La mondialement célèbre coutellerie de Laguiole retrouve une partie de son honneur.

Rappellons qu'un sieur Gilbert Szajner, entrepreneur du Val-de-Marne et totalement étranger à la célèbre commune aveyronnaise, avait déposé la marque Laguiole en 1993, au grand dam de la municipalité. Douze ans plus tard, il obtenait même le dépôt au plan européen, auprès de l'Office de l'harmonisation dans le marché intérieur (OHMI) et de

Dans une décision de la première chambre du tribunal de l'Union Européenne rendue le 21 octobre 2014 à Luxembourg http://curia.europa.eu/juris/document/document.jsf?text=&docid=158721&pageIndex=0&doclang=FR&mode=req&dir=&occ=first&part=1&cid=287773 l'usage de la dénomination Laguiole est désorais mieux encadré, qui ne pourra pas être la marque déposée de couteaux fabriqués ailleurs que dans la forge aveyronnaise.

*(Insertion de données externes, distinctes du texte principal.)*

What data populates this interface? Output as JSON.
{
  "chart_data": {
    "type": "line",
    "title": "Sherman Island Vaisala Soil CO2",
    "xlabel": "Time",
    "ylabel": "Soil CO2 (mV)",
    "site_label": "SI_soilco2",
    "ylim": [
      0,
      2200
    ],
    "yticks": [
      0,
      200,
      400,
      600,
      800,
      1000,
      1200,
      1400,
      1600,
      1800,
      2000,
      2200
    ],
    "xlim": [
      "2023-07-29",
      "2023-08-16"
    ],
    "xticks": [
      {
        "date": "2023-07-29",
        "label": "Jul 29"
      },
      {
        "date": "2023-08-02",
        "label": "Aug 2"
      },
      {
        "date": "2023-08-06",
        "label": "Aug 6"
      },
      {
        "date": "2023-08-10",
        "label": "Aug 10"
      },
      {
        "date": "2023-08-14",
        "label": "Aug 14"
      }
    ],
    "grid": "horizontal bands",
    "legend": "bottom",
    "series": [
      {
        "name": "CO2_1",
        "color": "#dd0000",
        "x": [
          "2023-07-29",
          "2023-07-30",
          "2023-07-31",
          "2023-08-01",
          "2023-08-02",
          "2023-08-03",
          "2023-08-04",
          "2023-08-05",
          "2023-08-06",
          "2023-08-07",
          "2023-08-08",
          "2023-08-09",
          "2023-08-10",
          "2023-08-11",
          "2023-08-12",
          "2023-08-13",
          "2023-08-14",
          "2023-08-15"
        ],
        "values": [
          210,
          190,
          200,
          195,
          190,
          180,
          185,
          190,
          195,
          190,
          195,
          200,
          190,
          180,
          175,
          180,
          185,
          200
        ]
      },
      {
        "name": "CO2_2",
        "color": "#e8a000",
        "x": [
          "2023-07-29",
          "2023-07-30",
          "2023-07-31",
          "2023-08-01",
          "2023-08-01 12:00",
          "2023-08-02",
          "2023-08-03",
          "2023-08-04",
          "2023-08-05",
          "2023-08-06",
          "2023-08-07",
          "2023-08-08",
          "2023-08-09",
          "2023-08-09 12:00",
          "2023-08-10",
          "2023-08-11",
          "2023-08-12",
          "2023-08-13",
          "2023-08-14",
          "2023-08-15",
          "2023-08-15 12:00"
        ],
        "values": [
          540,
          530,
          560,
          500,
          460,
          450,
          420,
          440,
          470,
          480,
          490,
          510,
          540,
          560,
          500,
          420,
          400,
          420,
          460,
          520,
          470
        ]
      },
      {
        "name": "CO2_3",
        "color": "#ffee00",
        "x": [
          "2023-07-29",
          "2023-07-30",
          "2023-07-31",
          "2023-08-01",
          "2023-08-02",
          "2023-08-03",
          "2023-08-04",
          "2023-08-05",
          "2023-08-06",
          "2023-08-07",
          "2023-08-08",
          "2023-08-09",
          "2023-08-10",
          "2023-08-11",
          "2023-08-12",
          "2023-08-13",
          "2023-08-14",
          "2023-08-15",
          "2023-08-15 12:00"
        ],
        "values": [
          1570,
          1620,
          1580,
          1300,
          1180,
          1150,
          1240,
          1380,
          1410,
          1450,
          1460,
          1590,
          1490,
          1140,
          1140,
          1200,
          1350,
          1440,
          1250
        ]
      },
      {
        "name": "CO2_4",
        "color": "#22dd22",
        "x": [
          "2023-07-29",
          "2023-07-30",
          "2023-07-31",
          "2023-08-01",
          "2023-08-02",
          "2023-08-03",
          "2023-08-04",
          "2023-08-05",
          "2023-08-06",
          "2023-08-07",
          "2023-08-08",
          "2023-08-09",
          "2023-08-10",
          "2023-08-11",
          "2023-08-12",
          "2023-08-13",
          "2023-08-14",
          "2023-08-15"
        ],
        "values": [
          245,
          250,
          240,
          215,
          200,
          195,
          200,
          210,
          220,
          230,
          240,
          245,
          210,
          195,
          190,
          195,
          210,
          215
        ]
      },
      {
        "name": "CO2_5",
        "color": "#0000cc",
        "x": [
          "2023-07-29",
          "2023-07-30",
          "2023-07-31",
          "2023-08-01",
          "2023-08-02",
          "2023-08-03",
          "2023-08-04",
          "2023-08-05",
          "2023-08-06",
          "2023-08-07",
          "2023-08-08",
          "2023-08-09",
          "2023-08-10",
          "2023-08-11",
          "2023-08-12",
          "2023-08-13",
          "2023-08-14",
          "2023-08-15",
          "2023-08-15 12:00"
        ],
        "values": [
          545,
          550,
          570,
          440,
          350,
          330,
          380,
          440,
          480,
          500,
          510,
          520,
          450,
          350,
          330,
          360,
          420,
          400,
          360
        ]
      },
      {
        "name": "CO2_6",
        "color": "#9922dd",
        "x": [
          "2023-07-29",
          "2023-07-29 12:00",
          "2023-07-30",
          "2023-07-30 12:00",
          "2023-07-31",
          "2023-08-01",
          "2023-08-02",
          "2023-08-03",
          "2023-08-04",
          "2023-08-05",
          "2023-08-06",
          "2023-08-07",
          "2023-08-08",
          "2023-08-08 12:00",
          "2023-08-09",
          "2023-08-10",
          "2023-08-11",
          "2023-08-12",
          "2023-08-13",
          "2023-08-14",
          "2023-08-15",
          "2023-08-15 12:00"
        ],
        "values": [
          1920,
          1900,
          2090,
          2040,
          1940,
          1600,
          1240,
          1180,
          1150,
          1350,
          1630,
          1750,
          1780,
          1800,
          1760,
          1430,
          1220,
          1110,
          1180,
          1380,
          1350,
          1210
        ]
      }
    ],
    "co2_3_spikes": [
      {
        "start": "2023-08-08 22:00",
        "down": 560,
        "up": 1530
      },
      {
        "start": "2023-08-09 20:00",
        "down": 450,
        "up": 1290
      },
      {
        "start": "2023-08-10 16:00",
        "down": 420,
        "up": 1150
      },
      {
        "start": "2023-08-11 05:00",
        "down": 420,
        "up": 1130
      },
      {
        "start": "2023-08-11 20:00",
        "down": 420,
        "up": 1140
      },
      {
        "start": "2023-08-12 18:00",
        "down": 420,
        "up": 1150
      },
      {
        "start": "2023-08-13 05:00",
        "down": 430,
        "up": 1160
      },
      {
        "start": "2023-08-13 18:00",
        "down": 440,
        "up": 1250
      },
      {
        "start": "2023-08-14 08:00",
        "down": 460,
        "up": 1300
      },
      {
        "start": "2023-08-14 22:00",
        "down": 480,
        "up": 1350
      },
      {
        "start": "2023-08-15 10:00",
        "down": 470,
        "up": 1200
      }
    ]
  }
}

Dans son arrêt, le tribunal européen estime qu'il existe un "risque de confusion" entre certains produits commercialisés par le Francilien et les objets de coutellerie artisanale de l'Aveyron. Couteaux, rasoirs, limes et pinces à ongles, coupe-papier, tire-bouchons, nécessaires de toilettes, etc. Pour ces produits, "le public concerné pourrait croire qu'ils ont la même origine commerciale que la coutellerie et les couverts commercialisés par Forge de Laguiole", précise le tribunal qui annule donc la marque déposée par le particulier pour la coutellerie.
Un recours en appel reste possible devant la Cour de justice de l'UE dans les deux mois. Gilbert Szajner pourra cependant continuer à utiliser la marque Laguiole pour commercialiser d'autres types d'articles (meubles, briquets, lunettes…).

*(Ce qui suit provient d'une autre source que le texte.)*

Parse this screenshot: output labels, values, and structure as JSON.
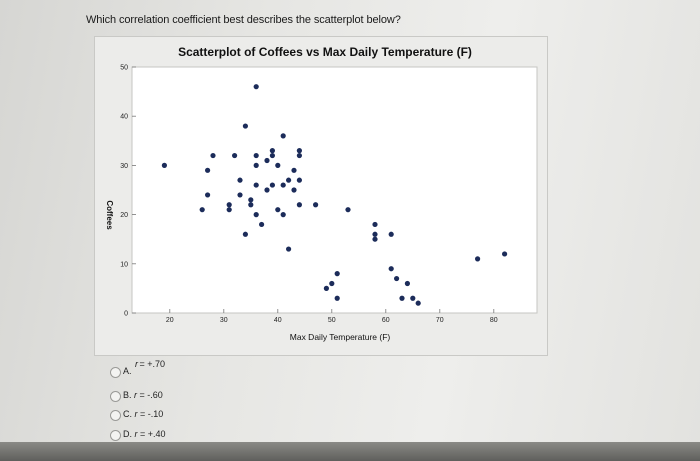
{
  "question": {
    "text": "Which correlation coefficient best describes the scatterplot below?"
  },
  "chart_data": {
    "type": "scatter",
    "title": "Scatterplot of Coffees vs Max Daily Temperature (F)",
    "xlabel": "Max Daily Temperature (F)",
    "ylabel": "Coffees",
    "xlim": [
      13,
      88
    ],
    "ylim": [
      0,
      50
    ],
    "xticks": [
      "20",
      "30",
      "40",
      "50",
      "60",
      "70",
      "80"
    ],
    "yticks": [
      "0",
      "10",
      "20",
      "30",
      "40",
      "50"
    ],
    "grid": false,
    "marker_color": "#1c2c5a",
    "points": [
      [
        36,
        46
      ],
      [
        34,
        38
      ],
      [
        41,
        36
      ],
      [
        44,
        33
      ],
      [
        28,
        32
      ],
      [
        32,
        32
      ],
      [
        36,
        32
      ],
      [
        36,
        30
      ],
      [
        38,
        31
      ],
      [
        39,
        33
      ],
      [
        39,
        32
      ],
      [
        44,
        32
      ],
      [
        40,
        30
      ],
      [
        43,
        29
      ],
      [
        19,
        30
      ],
      [
        27,
        29
      ],
      [
        33,
        27
      ],
      [
        36,
        26
      ],
      [
        39,
        26
      ],
      [
        42,
        27
      ],
      [
        43,
        25
      ],
      [
        33,
        24
      ],
      [
        35,
        23
      ],
      [
        35,
        22
      ],
      [
        38,
        25
      ],
      [
        41,
        26
      ],
      [
        44,
        27
      ],
      [
        44,
        22
      ],
      [
        47,
        22
      ],
      [
        41,
        20
      ],
      [
        27,
        24
      ],
      [
        26,
        21
      ],
      [
        31,
        21
      ],
      [
        31,
        22
      ],
      [
        40,
        21
      ],
      [
        53,
        21
      ],
      [
        36,
        20
      ],
      [
        37,
        18
      ],
      [
        34,
        16
      ],
      [
        42,
        13
      ],
      [
        58,
        18
      ],
      [
        58,
        16
      ],
      [
        58,
        15
      ],
      [
        61,
        16
      ],
      [
        51,
        8
      ],
      [
        50,
        6
      ],
      [
        49,
        5
      ],
      [
        51,
        3
      ],
      [
        61,
        9
      ],
      [
        62,
        7
      ],
      [
        64,
        6
      ],
      [
        63,
        3
      ],
      [
        65,
        3
      ],
      [
        66,
        2
      ],
      [
        77,
        11
      ],
      [
        82,
        12
      ]
    ]
  },
  "options": [
    {
      "letter": "A.",
      "r": "r",
      "value": " = +.70"
    },
    {
      "letter": "B.",
      "r": "r",
      "value": " = -.60"
    },
    {
      "letter": "C.",
      "r": "r",
      "value": " = -.10"
    },
    {
      "letter": "D.",
      "r": "r",
      "value": " = +.40"
    }
  ]
}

Une situation insupportable pour la ville de Laguiole, fière à juste titre de son savoir-faire séculaire, qui cherche à annuler cette possibilité auprès des tribunaux français. Après avoir été déboutée par la cour d'appel de Paris en avril 2014 (et condamnée à verser 102.000 euros de frais de justice à son adversaire), la commune a porté l'affaire devant la Cour de cassation, qui se prononcera d'ici un an et demi. Nous vous en tiendrons bien entendu informés.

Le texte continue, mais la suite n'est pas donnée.